Cevap: Hindistan’ın büyük âlimlerinden Ahmed Rızâ hân Berilevî “rahmetullahi teâlâ aleyh”, (Fetâvel-Haremeyn) ismindeki fetva kitabında buyuruyor ki:
Dinde zaruri olan şeylerden birine inanmayan kâfir olur. Bunun kâfir olduğunda ve Cehennemde sonsuz azab çekeceğinde şüphe eden de kâfir olur. Bunun kâfir olacağı, (Bezzâziyye) ve (Dürr-ül-muhtâr) ve Kâdı İyâdın (Şifâ) ve İmâm-ı Nevevînin (Ravda) ve İbn-i Hacer-i Mekkînin (el-A’lâm) kitaplarında açıkça bildirilmiştir “rahmetullahi teâlâ aleyhim ecma’în”. Bir Hristiyan’ı, bir Yahudi’yi ve din-i İslâmdan ayrılanlardan birini kâfir kabul etmeyen kimsenin kâfir olacağında şüphe eden kimsenin de kâfir olacağını, İslâm âlimleri söz birliği ile bildirdiler. Bu söz birliği adı geçen kitaplarda yazılıdır.

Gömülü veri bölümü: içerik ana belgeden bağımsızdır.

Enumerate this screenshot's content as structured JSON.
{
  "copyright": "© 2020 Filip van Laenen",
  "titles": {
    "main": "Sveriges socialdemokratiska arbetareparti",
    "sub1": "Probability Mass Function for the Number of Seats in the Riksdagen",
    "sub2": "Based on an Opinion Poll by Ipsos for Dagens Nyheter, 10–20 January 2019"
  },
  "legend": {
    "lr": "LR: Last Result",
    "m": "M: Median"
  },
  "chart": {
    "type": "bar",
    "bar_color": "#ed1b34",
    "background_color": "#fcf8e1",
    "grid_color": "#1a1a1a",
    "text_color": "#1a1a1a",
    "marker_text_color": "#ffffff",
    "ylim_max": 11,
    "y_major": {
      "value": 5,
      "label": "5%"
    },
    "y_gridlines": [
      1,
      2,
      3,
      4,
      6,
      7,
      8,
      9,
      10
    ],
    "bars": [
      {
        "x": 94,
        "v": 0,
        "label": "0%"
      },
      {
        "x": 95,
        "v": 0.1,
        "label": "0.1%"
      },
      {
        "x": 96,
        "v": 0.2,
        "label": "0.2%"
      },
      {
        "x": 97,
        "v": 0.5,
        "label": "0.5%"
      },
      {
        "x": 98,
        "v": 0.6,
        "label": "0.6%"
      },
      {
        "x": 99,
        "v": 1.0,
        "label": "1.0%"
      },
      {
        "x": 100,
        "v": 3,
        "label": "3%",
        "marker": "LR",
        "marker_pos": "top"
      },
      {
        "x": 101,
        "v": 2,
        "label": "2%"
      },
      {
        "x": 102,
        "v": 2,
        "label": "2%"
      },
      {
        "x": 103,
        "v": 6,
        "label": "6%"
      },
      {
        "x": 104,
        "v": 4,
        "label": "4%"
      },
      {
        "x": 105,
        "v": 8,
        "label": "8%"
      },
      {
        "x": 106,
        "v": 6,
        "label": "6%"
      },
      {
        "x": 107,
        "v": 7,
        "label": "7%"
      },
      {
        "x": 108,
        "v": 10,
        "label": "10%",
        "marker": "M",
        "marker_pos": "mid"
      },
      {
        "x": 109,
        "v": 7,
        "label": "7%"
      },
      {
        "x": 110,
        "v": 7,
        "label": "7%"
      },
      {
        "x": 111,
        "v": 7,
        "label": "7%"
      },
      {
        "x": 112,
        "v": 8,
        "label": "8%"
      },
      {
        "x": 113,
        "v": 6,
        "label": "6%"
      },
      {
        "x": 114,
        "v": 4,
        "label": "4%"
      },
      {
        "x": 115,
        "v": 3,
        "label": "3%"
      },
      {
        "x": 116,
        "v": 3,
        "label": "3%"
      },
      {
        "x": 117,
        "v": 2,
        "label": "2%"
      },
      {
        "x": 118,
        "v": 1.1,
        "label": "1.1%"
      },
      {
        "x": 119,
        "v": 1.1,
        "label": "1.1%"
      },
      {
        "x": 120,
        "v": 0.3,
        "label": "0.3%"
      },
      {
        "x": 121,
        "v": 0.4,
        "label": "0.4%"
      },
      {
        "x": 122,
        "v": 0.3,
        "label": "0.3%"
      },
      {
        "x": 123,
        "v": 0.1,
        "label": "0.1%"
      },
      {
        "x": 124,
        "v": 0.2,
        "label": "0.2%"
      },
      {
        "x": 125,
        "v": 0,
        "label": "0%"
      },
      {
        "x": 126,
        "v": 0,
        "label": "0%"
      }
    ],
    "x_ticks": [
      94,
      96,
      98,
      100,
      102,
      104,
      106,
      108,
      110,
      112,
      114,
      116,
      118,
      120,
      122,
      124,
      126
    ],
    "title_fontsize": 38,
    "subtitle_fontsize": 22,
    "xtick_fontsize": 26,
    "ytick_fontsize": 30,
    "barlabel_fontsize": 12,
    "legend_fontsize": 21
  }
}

Kâfir olmasında şüphe eden de kâfir olunca, onu Müslüman bilenin nasıl olacağını ve hele, onu İslâm âlimlerini öven kelimelerle methedenin nasıl olacağını düşünmelidir. Bu sözümüzden, böyle kimseleri İslâm âlimi sananların ve bunların küfür saçan sözlerini, yazılarını övenlerin, yayanların, kâfir olacaklarını iyi anlamalıdır. Övmek, yaymağa çalışmak ve reklâmını yapmak, razı olmağı, beğenmeği gösterir. Küfre rıza, küfür olur. Küfre rıza demek, kâfirin küfür üzere kalmasını istemek değildir. Onun küfrünü beğenmek demektir. (Fâideli Bilgiler s. 421)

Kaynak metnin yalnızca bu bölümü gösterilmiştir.